Training Event 1: You are the library director of a large public law school’s library. Over 300 students use the library on any given week, and you also service local attorneys (who pay a monthly fee of $45 for the right to use the library). The library fee for students is set by the school’s board of directors, and it is $450 per student per year. The school has 900 students (about 350 first-year, 300 second-year, and 250 third-year students). There are 250 local attorneys currently paying library fees, but a market of 8,000 lawyers exist in the area who are potential future customers.
A new service is being rolled out to lawyers and law students called BriefLaw. This service is a brief database of all appellate court cases and briefs that have been used in all appellate courts throughout the country. Access to the database is in pilot form and is only available through select law schools. This is a government service. Only one law school per state will have access to BriefLaw for the first year, and then it will slowly roll out to other schools and eventually onto WestLaw and Lexis (planned for about 3 years from now if things go well.)
Training for librarians on how to use the service will cost about $1,250 per librarian for the class itself. Travel from the university to the training location in Washington D.C. will cost about $2,500 per librarian, including airfare, food, hotels, and other travel costs. Training will last 1 week (5 days) and is only offered once. You are trying to determine all of the costs of the training, as well as the return on investment. The library is supported by the law school but also has to pay for many of its own expenses through income from book fines and student and attorney fees. You estimate that next year’s budget will be about 25% from your income, and you are hoping this new service will entice more attorneys to sign up for the service. You are considering a bifurcated fee where attorneys who want just the library services continue to pay $45 per month but those who want both services will pay $75 per month.
From what you can tell, the training for using BriefLaw has a steep learning curve. It is really complicated to set a proper query to get briefs to pull up on topics. The technology itself has many steps. It is likely you are going to have to devote at least two full-time librarians to training students and attorneys on how to use BriefLaw, as well as helping them with the service.

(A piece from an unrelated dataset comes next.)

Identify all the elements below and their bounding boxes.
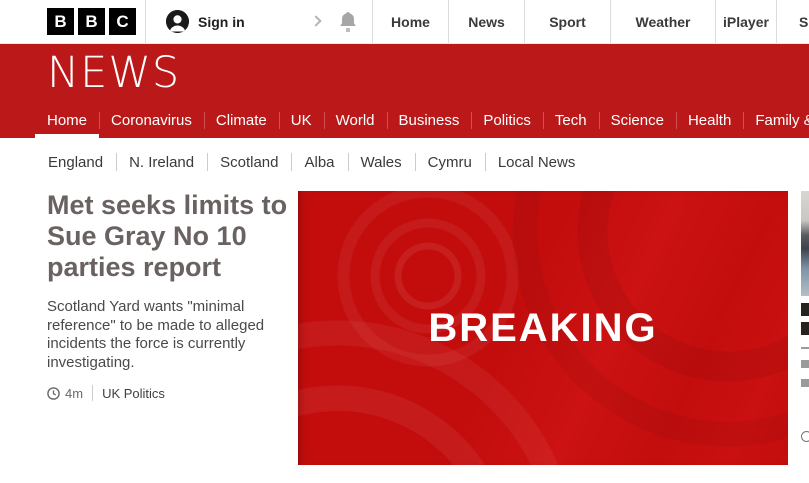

You have 15 full-time librarians on staff, 22 part-time librarians, and 20 student assistants. Discuss in your first post, or respond to a classmate, about the following.
- The costs of training, both explicit and implicit
- The benefits of training, both explicit and implicit
- The opportunity potential of doing this training
- The opportunity costs of not doing this training
Your instructor will bring in more questions throughout the week.

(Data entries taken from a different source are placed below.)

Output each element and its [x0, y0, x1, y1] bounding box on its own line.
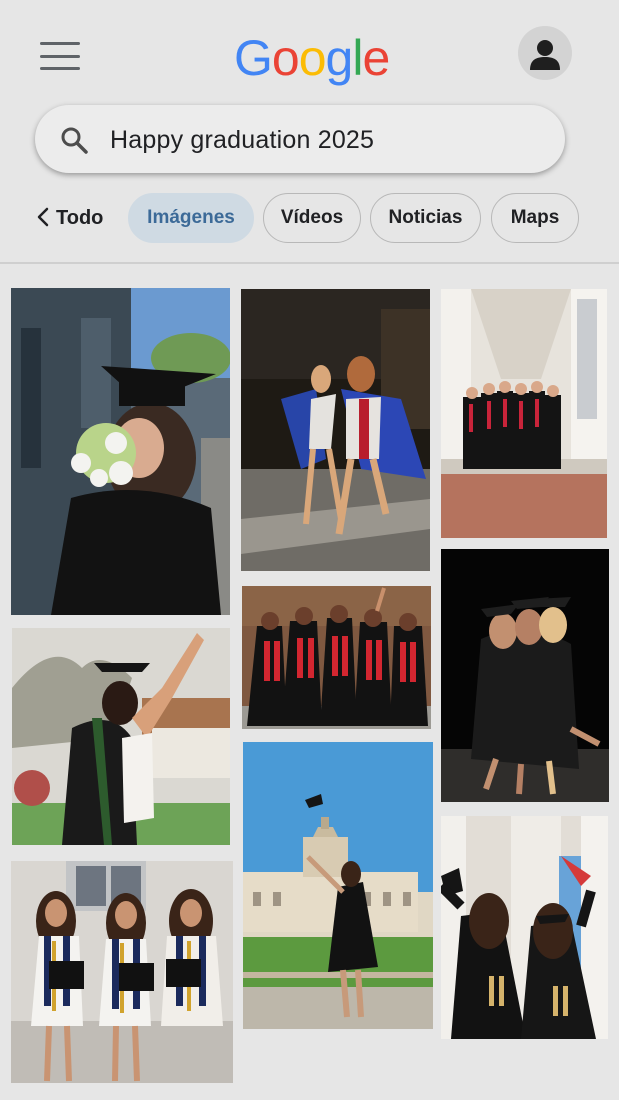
- back-to-all-button[interactable]: Todo: [36, 193, 103, 243]
- image-result[interactable]: [441, 549, 609, 802]
- search-icon[interactable]: [59, 125, 89, 155]
- image-result[interactable]: [241, 289, 430, 571]
- divider: [0, 262, 619, 264]
- tab-maps[interactable]: Maps: [491, 193, 579, 243]
- account-icon[interactable]: [518, 26, 572, 80]
- search-input[interactable]: Happy graduation 2025: [110, 105, 374, 173]
- image-result[interactable]: [242, 586, 431, 729]
- search-bar[interactable]: Happy graduation 2025: [35, 105, 565, 173]
- hamburger-menu-icon[interactable]: [40, 42, 80, 70]
- image-result[interactable]: [441, 289, 607, 538]
- tab-images[interactable]: Imágenes: [128, 193, 254, 243]
- top-bar: Google: [0, 0, 619, 100]
- filter-chips: Todo Imágenes Vídeos Noticias Maps: [0, 193, 619, 245]
- image-result[interactable]: [11, 288, 230, 615]
- image-result[interactable]: [12, 628, 230, 845]
- google-logo[interactable]: Google: [234, 26, 390, 90]
- image-result[interactable]: [11, 861, 233, 1083]
- image-result[interactable]: [441, 816, 608, 1039]
- tab-videos[interactable]: Vídeos: [263, 193, 361, 243]
- tab-news[interactable]: Noticias: [370, 193, 481, 243]
- chevron-left-icon: [37, 207, 49, 227]
- back-label: Todo: [56, 207, 104, 229]
- image-result[interactable]: [243, 742, 433, 1029]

Employee Development (graded)
Download the individual development plan template from Doc Sharing and begin thinking about how you would fill it out if you were going to submit it to your boss at work, your boss at your last job, or your boss at a job you would like to have in the future. Start filling it out, because it will help you start thinking about why employees fill these out and how complicated it might be to have a discussion with an employee about this form.

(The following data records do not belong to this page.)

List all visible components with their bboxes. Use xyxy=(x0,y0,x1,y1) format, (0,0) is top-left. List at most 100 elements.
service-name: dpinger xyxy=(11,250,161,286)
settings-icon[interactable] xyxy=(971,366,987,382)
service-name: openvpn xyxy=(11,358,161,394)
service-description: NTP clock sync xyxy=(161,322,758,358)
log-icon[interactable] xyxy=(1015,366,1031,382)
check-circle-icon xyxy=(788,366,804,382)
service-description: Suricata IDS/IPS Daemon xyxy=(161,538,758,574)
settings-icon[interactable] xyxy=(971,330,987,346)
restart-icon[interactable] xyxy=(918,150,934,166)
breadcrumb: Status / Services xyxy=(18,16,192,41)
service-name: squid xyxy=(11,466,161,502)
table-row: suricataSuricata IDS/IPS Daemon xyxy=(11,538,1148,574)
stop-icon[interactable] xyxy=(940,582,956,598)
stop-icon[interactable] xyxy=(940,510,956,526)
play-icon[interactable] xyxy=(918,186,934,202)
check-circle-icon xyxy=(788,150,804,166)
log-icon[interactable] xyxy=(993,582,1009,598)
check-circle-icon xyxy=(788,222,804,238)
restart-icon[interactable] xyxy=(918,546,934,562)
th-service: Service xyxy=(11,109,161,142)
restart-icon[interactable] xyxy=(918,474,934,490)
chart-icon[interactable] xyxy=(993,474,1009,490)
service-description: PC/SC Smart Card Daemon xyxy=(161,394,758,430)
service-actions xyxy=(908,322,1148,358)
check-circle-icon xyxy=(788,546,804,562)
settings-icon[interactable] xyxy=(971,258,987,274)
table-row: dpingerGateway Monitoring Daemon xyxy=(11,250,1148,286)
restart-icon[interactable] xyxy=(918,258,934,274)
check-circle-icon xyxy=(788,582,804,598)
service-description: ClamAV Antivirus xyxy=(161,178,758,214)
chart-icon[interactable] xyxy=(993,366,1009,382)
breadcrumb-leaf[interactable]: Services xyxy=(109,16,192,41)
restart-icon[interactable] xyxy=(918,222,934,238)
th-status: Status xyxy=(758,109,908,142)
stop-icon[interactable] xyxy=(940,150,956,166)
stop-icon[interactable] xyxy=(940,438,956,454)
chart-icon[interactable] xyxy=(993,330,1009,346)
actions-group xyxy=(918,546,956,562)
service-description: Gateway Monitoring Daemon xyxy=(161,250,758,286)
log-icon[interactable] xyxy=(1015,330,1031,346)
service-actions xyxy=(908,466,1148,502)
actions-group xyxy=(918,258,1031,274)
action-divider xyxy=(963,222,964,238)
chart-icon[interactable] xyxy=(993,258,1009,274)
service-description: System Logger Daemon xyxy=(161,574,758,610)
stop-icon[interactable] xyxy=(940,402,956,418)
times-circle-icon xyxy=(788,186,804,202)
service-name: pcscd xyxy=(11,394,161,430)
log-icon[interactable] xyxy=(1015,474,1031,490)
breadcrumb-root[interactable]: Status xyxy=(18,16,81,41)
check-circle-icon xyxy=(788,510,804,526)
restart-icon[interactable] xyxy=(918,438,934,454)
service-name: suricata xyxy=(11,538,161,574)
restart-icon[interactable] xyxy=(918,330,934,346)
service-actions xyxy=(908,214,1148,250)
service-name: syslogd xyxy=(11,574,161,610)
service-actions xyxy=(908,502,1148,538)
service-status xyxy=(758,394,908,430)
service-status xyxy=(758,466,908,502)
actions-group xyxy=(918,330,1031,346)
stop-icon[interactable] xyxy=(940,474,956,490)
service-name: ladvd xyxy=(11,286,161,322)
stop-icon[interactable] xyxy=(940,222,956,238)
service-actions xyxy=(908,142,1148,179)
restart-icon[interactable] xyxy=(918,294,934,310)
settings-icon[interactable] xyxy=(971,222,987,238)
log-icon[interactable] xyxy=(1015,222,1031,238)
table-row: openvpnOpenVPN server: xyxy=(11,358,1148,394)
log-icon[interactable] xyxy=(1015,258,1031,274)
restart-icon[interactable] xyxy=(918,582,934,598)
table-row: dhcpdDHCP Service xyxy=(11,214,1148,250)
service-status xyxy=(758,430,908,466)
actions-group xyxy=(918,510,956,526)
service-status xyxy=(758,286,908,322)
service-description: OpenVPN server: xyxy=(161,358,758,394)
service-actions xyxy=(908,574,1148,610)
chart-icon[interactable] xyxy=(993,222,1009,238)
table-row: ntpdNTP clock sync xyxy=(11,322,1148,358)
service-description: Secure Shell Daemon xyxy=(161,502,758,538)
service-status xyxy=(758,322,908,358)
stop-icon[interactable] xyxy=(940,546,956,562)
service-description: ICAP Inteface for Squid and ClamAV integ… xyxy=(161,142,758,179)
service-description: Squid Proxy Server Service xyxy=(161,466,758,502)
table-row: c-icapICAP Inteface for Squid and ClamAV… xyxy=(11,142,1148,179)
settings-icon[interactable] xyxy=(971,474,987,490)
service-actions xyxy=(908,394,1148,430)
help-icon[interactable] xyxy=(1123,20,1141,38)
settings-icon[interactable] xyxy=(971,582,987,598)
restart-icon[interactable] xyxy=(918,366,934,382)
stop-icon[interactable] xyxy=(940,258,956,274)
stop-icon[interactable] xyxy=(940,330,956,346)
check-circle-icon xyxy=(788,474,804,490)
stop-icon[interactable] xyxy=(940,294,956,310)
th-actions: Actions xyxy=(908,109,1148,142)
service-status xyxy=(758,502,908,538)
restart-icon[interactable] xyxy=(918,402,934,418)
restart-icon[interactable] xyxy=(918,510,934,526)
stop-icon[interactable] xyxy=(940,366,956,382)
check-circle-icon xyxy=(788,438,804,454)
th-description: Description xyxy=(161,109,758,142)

For your first post, think about three things that an employee would need to have available to him or her in order to complete the IDP. These could be information about self, about future jobs, and so forth. Think about some questions you would want to ask your supervisor before having to submit a completed IDP form. Also think about some concerns you would have about putting information down on this form.
In your first post, provide information about the following.
- Which section of the form do you feel you would need more information about to fill it in? What information do you need?
- What are your two top questions you want to ask your supervisor before filling out this form?
- What are your two top concerns you have about filling out this form?
For your second post, reply to one classmate with a very brief e-mail providing him or her with answers to his or her questions and providing reasons why he or she should not be concerned about filling out the form. Assume you are your classmate’s supervisor. (For organizational purposes, pick the person who posted directly above you to reply to. If you are first, you get to reply to anyone.)
Your instructor will have more questions for you throughout the week.